As any subcontractor will agree, payments unreasonably withheld cause serious cash flow problems. In certain circumstances, this can be enough to push a business into insolvency. And when clients get wind of such a situation, they could try to turn it to their advantage.

Faced with such a prospect it might be tempting, or seemingly unavoidable, to accept a substantially reduced payment in order to stay afloat. However, recent cases show that such unethical main contractor behaviour can very easily backfire, as the case between Imperial Chemical Industries (ICI) and Merit Merrell Technology (MMT) clearly demonstrates.

By way of summarising the events, ICI claimed that the quality of MMT’s workmanship was extremely poor and that this represented a repudiation of the contract. As a result, they served notice to terminate the contract.

The twist in the tale comes when, during a trial to decide a liability issue, the court finds that ICI had deliberately tried to force MMT into insolvency as a way of cutting costs on the project. The claim of poor workmanship was found to be based on evidence that was extremely thin, to the extent of being virtually non-existent. In other words, ICI were simply trying to find an excuse to stop payments and used false claims to substantiate a cost cutting decision which had already been made.

Despite MMT winning an adjudication for £7m, the time taken for this to be enforced in a Court of Law put an unbearable pressure on the business and resulted in MMT proposing a Company Voluntary Agreement (CVA) to its creditors. This is a decision not to be taken lightly, especially given the inevitable damage to their commercial reputation. To make matters worse, they were essentially forced to settle for reduced sums from existing debtors in an attempt avoid insolvency. Sadly, in February 2017, MMT felt they had no choice but to go into voluntary liquidation.

What followed was a claim by ICI to recoup the £7m paid in the previous adjudication. Unsurprisingly, MMT counterclaimed based on the significant financial losses incurred as a result of ICI’s spurious claim over faulty workmanship.

The result? MMT were awarded just over £2m, of which £1.3m was to cover reduced payments they were forced to accept from another client (Murphy) who, seemingly opportunistically, reduced the value of its final account on the basis that any adjudication award to MMT would be stayed on financial grounds.

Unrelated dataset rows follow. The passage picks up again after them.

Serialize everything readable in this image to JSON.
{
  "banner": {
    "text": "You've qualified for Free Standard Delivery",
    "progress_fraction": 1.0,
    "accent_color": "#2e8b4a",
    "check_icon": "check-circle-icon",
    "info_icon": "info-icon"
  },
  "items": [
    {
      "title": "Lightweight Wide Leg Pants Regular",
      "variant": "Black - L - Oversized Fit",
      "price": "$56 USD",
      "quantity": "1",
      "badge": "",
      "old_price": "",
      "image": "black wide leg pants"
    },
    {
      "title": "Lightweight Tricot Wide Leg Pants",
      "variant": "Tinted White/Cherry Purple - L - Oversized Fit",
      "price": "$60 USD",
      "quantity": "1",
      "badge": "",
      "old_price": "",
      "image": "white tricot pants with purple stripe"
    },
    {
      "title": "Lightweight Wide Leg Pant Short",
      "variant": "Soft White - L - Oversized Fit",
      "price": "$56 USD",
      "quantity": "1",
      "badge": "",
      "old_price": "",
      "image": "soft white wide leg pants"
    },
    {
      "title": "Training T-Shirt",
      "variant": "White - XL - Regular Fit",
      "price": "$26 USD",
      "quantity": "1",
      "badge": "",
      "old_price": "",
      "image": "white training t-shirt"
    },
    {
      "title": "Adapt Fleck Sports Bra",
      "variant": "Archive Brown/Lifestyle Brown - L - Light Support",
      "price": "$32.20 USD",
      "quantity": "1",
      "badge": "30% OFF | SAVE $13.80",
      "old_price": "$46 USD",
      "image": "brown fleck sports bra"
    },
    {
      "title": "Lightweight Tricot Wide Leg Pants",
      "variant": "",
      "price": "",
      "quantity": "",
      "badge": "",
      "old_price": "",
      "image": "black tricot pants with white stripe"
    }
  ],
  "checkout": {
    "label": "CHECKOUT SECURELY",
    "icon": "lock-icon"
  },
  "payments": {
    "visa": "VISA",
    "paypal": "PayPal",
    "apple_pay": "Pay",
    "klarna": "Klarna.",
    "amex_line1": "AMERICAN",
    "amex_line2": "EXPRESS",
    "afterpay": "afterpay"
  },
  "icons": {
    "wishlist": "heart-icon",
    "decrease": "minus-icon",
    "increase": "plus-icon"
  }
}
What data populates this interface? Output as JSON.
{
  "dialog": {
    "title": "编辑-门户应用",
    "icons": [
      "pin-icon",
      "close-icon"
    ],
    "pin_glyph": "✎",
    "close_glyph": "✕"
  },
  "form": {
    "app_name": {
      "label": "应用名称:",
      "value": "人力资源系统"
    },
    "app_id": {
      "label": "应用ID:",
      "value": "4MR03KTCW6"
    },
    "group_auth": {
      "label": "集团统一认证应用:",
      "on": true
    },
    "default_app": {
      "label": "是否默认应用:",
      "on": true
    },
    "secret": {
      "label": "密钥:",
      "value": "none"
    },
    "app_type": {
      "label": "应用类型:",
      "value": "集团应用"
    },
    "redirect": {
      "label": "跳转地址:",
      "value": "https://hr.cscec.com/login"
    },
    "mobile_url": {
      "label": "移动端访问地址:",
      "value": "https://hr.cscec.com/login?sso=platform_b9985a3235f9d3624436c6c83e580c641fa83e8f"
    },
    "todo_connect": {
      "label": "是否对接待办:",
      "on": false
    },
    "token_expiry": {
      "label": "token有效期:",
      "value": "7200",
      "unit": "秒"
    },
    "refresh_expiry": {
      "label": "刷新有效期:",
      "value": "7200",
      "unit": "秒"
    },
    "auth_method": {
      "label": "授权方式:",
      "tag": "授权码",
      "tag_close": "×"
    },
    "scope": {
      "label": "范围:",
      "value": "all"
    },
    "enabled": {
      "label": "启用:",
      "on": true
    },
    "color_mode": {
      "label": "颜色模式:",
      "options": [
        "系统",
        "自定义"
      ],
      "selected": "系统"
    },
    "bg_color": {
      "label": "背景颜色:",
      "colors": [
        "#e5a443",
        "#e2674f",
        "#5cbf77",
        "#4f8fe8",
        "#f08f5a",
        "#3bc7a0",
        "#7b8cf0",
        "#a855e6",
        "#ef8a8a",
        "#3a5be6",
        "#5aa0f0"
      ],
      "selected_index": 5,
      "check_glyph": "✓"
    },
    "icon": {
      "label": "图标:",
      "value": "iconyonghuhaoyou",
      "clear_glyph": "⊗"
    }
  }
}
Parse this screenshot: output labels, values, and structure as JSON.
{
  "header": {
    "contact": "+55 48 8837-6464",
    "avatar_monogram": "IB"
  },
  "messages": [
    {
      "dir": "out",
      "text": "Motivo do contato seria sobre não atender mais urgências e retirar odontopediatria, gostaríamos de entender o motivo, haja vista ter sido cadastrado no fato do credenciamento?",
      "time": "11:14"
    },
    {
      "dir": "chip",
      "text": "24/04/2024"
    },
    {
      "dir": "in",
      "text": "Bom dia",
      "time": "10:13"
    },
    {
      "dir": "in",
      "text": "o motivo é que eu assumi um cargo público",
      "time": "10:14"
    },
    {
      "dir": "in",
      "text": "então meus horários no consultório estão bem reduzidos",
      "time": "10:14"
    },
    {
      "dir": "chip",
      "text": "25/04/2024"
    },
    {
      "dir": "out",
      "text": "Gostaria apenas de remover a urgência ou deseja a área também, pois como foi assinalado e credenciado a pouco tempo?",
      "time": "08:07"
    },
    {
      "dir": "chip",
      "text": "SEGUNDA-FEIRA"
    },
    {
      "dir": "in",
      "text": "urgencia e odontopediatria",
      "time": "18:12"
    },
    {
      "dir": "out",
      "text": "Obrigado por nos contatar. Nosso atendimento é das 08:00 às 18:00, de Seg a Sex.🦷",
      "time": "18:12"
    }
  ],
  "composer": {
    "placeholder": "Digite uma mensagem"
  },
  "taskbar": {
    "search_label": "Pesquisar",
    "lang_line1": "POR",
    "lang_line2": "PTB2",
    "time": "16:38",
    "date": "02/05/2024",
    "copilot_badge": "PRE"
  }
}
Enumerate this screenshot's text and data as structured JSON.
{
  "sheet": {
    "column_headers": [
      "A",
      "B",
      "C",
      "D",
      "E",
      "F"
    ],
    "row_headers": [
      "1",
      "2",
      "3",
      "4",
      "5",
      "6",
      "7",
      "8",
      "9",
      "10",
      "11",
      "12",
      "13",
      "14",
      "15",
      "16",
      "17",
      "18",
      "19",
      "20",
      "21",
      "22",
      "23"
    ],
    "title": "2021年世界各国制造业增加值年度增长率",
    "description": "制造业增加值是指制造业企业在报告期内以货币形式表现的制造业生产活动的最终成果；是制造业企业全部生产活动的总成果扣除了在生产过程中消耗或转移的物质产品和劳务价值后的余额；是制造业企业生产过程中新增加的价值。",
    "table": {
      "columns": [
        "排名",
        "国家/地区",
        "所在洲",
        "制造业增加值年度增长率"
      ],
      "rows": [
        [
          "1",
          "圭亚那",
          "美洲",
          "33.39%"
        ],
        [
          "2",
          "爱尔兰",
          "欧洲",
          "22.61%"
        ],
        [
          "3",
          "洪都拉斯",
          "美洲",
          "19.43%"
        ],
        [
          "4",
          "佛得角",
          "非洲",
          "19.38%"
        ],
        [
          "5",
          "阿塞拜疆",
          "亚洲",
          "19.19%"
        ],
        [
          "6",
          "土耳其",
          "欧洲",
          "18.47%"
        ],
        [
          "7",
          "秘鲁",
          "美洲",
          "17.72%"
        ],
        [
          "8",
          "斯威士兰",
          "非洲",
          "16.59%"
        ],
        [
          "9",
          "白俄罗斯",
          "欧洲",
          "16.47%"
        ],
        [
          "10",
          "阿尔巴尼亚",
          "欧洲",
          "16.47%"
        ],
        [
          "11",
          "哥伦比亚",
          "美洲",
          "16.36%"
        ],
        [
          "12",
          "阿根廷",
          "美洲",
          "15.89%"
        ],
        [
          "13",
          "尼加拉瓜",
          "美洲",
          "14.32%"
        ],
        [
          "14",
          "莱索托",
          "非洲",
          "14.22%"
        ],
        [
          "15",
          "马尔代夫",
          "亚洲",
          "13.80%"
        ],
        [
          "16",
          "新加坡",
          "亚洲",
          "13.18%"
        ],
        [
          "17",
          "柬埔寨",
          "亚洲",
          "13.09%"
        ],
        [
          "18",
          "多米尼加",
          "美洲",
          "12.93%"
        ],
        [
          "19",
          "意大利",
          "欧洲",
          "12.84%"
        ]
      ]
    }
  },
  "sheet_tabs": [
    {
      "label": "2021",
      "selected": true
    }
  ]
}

This case matters because…

The court’s decision clearly shows that attempting to take commercial advantage of a subcontractor’s financial difficulties by withholding rightly due sums is entirely indefensible. Of course, a ruling which speaks to the motivation of the parties, and not simply the validity of the claim, could cause complications if a main contractor has a rightful claim against a financially struggling subcontractor.

What you can do…

When faced with a cash flow crisis, accepting a reduced valuation of accounts can seem the only way to stay solvent. Yet this case proves that such a course of action may in fact make matters worse, with opportunistic clients seeking to take advantage of your current financial and commercial pressures.

There is another way. With the right advice and the right action, such unethical behaviour can be successfully challenged. Remember, you have a choice whether to accept the commercial risk of accepting reduced sums or fight and win what is rightfully yours.